My lowest point was over the weekend. All the mental prep in the world can't quite measure up to staring yourself squarely in the mirror for the first time post-mastectomy. What surprised me the most was the shape. Instead of a smooth, flat remnant, there is a hollowed out place. So very different than the picture I had in my mind. It felt almost like more was taken from me. Weighed down by this reality, and the knowledge that once I am past this surgery there is still another mountain to climb made for a spiritual struggle of will. Sometimes it takes faith over feelings- choosing to believe the truth of His promises despite the lure of darkness. I am rejoicing in the fact that His truth wins every time. Sunshine helps too:)
I have been thinking about Meghan a lot these last few days. The surgery she has endured without a choice. She accepts it because it is her reality. She doesn't know a life any different than the life in which there are extra struggles, except to her, it's just what's normal. She keeps fighting, progressing, and moving forward in spite of the body she has been given. If this sweet girl can press on, so can I. I have learned that "the worst thing that can happen"....happens. And it's still ok. In fact, it's even better because no matter what you fear was taken from that hollowed out place is nearly always filled up beyond measure, and overflows with things that are so much better than what you had imagined you would lose. All things for good.
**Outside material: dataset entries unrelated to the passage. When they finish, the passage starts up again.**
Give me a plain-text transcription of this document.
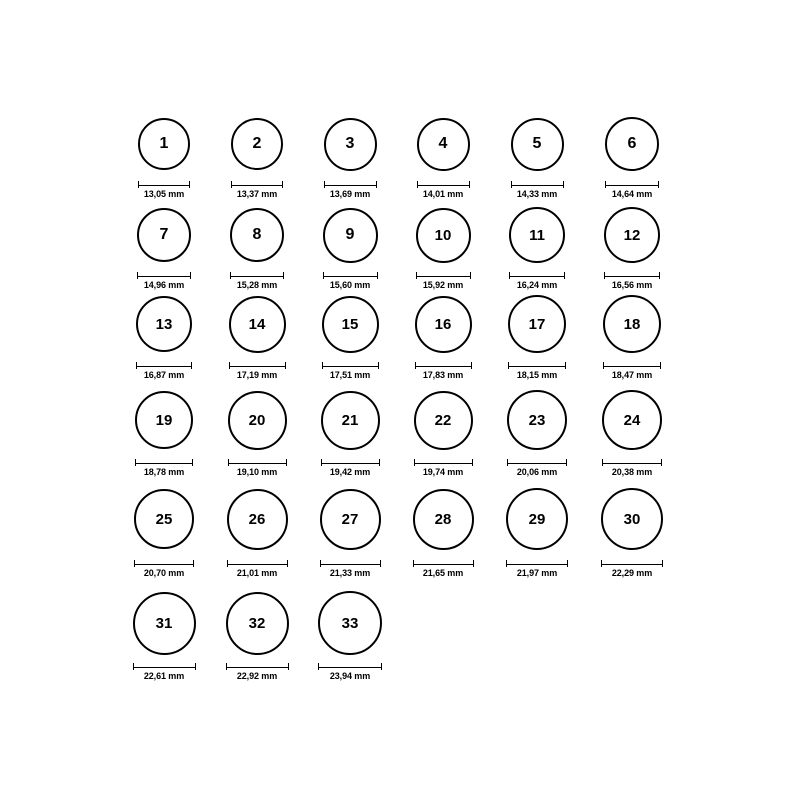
1
13,05 mm
2
13,37 mm
3
13,69 mm
4
14,01 mm
5
14,33 mm
6
14,64 mm
7
14,96 mm
8
15,28 mm
9
15,60 mm
10
15,92 mm
11
16,24 mm
12
16,56 mm
13
16,87 mm
14
17,19 mm
15
17,51 mm
16
17,83 mm
17
18,15 mm
18
18,47 mm
19
18,78 mm
20
19,10 mm
21
19,42 mm
22
19,74 mm
23
20,06 mm
24
20,38 mm
25
20,70 mm
26
21,01 mm
27
21,33 mm
28
21,65 mm
29
21,97 mm
30
22,29 mm
31
22,61 mm
32
22,92 mm
33
23,94 mm
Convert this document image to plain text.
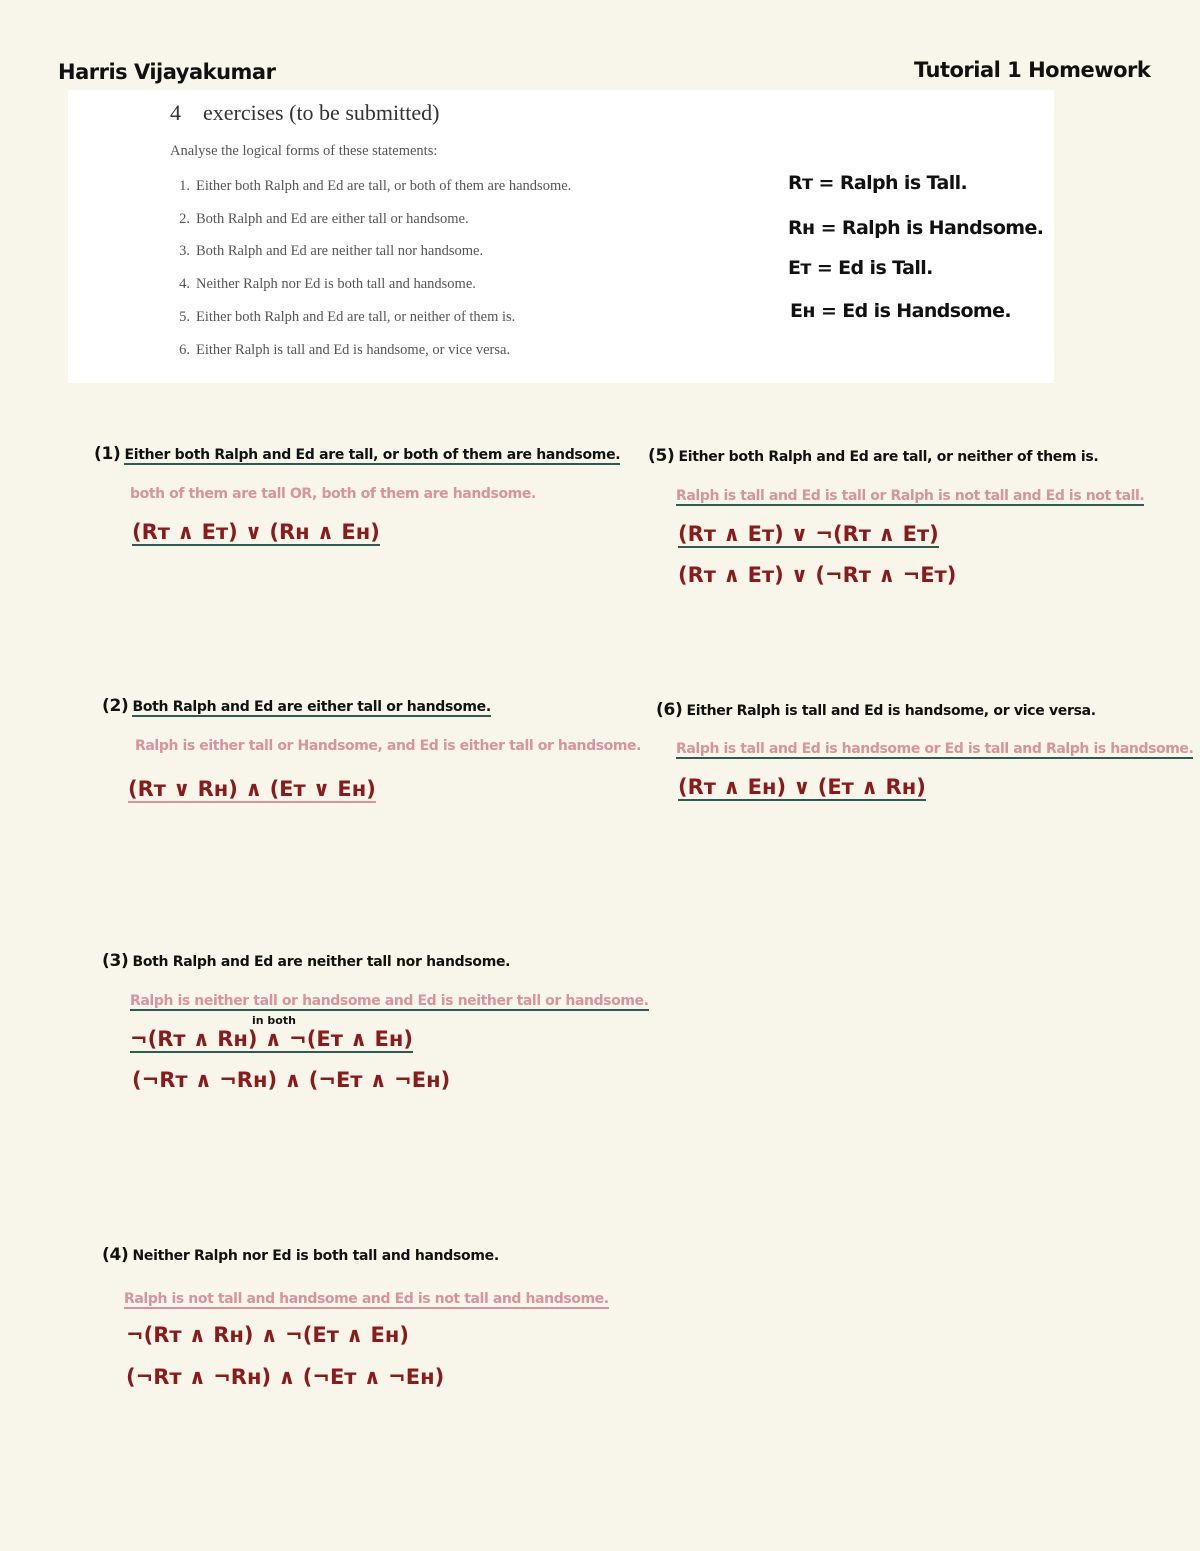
Harris Vijayakumar	Tutorial 1 Homework
4 exercises (to be submitted)
Analyse the logical forms of these statements:
1. Either both Ralph and Ed are tall, or both of them are handsome.
2. Both Ralph and Ed are either tall or handsome.
3. Both Ralph and Ed are neither tall nor handsome.
4. Neither Ralph nor Ed is both tall and handsome.
5. Either both Ralph and Ed are tall, or neither of them is.
6. Either Ralph is tall and Ed is handsome, or vice versa.
Rт = Ralph is Tall.
Rн = Ralph is Handsome.
Eт = Ed is Tall.
Eн = Ed is Handsome.
(1) Either both Ralph and Ed are tall, or both of them are handsome.
both of them are tall OR, both of them are handsome.
(Rт ∧ Eт) ∨ (Rн ∧ Eн)
(5) Either both Ralph and Ed are tall, or neither of them is.
Ralph is tall and Ed is tall or Ralph is not tall and Ed is not tall.
(Rт ∧ Eт) ∨ ¬(Rт ∧ Eт)
(Rт ∧ Eт) ∨ (¬Rт ∧ ¬Eт)
(2) Both Ralph and Ed are either tall or handsome.
Ralph is either tall or Handsome, and Ed is either tall or handsome.
(Rт ∨ Rн) ∧ (Eт ∨ Eн)
(6) Either Ralph is tall and Ed is handsome, or vice versa.
Ralph is tall and Ed is handsome or Ed is tall and Ralph is handsome.
(Rт ∧ Eн) ∨ (Eт ∧ Rн)
(3) Both Ralph and Ed are neither tall nor handsome.
Ralph is neither tall or handsome and Ed is neither tall or handsome.
in both
¬(Rт ∧ Rн) ∧ ¬(Eт ∧ Eн)
(¬Rт ∧ ¬Rн) ∧ (¬Eт ∧ ¬Eн)
(4) Neither Ralph nor Ed is both tall and handsome.
Ralph is not tall and handsome and Ed is not tall and handsome.
¬(Rт ∧ Rн) ∧ ¬(Eт ∧ Eн)
(¬Rт ∧ ¬Rн) ∧ (¬Eт ∧ ¬Eн)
Next week we start the ball rolling towards chemo with some tests and appointments to begin the process. I am pretty sure I am going to participate in a clinical trial in which I will receive what is considered standard chemo, and depending on a computer randomization, one additional drug to try and treat the cancer. It's going to be a long process- 18-24 weeks of chemo even before the trial drug. The mountain is waiting.
And it's still ok.
Doggie Update: We found out that Duke's tumor that they removed last week was in fact cancer. The vet gave him 2-12 months. I can't hardly believe this, but I am glad that we know. He will definitely be getting some extra treats and love for as long as we are lucky to have him around.
AND- thank you so much to everyone who has sent cards, gifts, texts, donations, bought T-shirts, prayed, served and LOVED us this week. We are so completely humbled, and grateful.